Chickens are useful. They’ll eat not just toast crumbs and wilted lettuce, but potato bugs and ticks and weeds. If you set up a moveable fence for them and change it every day, they’ll pretty much mow your yard for you. If you put them in your garden before you plant it, they’ll eat those weeds and do some tilling and fertilizing for you. When the kids change the chickens’ bedding, have them toss it into the compost to break it down into even better fertilizer.
Related Post: Are There Laws Against Backyard Chickens?
We’re moving next week, to a run-down old house with a couple of acres of woods and a couple of acres of fields; instead of planting a giant garden in those fields this year, I plan to fence the garden space and let the chickens roam it all summer while I unpack and get settled. By next spring, that space will be all set up and fertile, ready for my giant garden.

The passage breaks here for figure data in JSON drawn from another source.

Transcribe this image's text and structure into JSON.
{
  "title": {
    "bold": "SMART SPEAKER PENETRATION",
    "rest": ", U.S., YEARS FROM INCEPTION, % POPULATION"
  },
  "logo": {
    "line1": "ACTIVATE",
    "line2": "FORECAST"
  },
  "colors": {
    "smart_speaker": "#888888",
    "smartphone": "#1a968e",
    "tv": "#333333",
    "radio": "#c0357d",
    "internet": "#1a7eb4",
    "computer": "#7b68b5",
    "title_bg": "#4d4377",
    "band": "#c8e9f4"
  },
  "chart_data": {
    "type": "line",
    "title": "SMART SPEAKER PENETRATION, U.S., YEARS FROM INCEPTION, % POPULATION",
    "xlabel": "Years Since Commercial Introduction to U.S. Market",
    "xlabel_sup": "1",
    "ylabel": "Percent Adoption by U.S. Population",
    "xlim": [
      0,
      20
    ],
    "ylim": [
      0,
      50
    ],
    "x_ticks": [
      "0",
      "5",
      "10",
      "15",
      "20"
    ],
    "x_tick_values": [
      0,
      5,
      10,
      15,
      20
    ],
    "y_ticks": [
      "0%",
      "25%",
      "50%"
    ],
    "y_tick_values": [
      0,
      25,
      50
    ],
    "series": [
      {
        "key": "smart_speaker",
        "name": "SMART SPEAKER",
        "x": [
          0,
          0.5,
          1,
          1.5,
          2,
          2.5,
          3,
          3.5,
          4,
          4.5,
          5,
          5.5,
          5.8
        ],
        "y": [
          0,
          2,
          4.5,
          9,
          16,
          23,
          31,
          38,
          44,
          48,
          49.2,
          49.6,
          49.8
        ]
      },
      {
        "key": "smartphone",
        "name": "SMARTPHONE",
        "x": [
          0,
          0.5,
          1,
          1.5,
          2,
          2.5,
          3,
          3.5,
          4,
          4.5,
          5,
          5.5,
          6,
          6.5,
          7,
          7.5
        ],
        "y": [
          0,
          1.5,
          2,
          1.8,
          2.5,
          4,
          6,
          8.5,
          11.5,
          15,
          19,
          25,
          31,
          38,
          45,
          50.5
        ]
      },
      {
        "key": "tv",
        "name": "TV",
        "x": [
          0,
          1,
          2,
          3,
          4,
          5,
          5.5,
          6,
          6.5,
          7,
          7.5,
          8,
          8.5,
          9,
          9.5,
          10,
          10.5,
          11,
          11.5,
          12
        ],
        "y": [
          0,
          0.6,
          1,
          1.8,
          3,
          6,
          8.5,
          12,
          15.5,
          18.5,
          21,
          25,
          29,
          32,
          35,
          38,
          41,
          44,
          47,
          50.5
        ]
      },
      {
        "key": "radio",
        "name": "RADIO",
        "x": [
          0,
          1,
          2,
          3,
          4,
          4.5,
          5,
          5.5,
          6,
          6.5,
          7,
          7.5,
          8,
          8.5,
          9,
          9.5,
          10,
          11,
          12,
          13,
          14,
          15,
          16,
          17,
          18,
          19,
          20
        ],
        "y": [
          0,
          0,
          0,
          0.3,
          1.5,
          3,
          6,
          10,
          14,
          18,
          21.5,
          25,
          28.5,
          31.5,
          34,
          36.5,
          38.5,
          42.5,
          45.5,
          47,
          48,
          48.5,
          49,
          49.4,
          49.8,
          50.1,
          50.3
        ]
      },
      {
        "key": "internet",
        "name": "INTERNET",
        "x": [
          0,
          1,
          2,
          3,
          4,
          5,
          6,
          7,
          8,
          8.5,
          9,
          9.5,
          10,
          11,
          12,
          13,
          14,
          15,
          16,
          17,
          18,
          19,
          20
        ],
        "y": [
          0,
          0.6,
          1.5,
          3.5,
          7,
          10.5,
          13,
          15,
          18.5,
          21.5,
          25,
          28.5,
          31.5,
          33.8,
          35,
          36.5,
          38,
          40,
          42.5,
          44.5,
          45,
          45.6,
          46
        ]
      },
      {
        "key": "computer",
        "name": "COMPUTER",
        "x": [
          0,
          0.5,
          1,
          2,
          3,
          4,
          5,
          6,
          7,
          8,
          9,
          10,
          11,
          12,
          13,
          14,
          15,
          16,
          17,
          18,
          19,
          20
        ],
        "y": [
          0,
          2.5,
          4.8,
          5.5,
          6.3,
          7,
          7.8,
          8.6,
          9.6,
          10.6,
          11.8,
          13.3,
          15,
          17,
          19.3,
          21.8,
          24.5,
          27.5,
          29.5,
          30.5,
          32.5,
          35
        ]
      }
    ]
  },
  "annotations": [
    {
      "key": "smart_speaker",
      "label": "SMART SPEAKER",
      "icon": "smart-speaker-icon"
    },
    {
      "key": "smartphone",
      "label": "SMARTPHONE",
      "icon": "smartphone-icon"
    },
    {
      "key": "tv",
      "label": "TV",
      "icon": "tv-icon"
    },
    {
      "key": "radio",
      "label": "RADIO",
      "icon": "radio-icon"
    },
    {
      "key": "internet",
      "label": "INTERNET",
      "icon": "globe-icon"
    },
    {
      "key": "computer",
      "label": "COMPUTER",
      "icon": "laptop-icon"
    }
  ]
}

Chickens are healthy. Those chickens that hunt and peck and play, eating dandelions and worms and kitchen scraps, give you a present every day: eggs! These eggs are the freshest that you’ll ever get–sometimes we prepare our eggs when they’re still warm from the chicken!–and they’re unpasteurized, and they come from your own happy chickens whom you love, so you know exactly what’s in them, and exactly what’s not.
Chickens are wonderful pets. Even without the eggs every day, they’d still be wonderful pets. They’re gentle but friendly, so you know that they’ll never hurt your kids no matter what, but will instead run up to them to be petted and picked up and carried around the yard like a ridiculous chicken baby. They’re funny just to watch, all caught up in their little chicken lives with its little chicken dramas; we laugh our butts off watching one chicken find a giant beetle and getting super excited about it, but then the other chicken notices this discovery and runs up and steals the beetle, but the first chicken chases her so she drops the beetle, and then that chicken grabs the beetle but before she can swallow it the other chicken starts chasing HER, etc. Good times, let me tell you.
The best part, for me, is watching my kids with their chickens. Before I got chickens, even wanting them, I never realized how much personality a chicken has, and how loveable it is. But eavesdropping out my window into the chicken yard, I am always spying on one of my kids sitting on the ground, a chicken in her lap, just talking up a storm to it. She doesn’t see her chicken as a crucial component in the urban oasis, or as an off-grid source of sustainable calories, or as a safeguard in case of global food shortage. She just sees her sweet Fluffball, who gave her an egg to eat for breakfast, and who is now nesting on her lap, clucking, while hearing all about her day.
Tina says
Sigh. And still we yearn for chickens. Found out we are not going to California next, so that means we will most likely be somewhere more rural, so chances are I can convince the hubby to get a place that allows chickens. Hopefully. Oh, and I’m sure training our adopted terrier mix to not eat our chickens will be a piece of cake.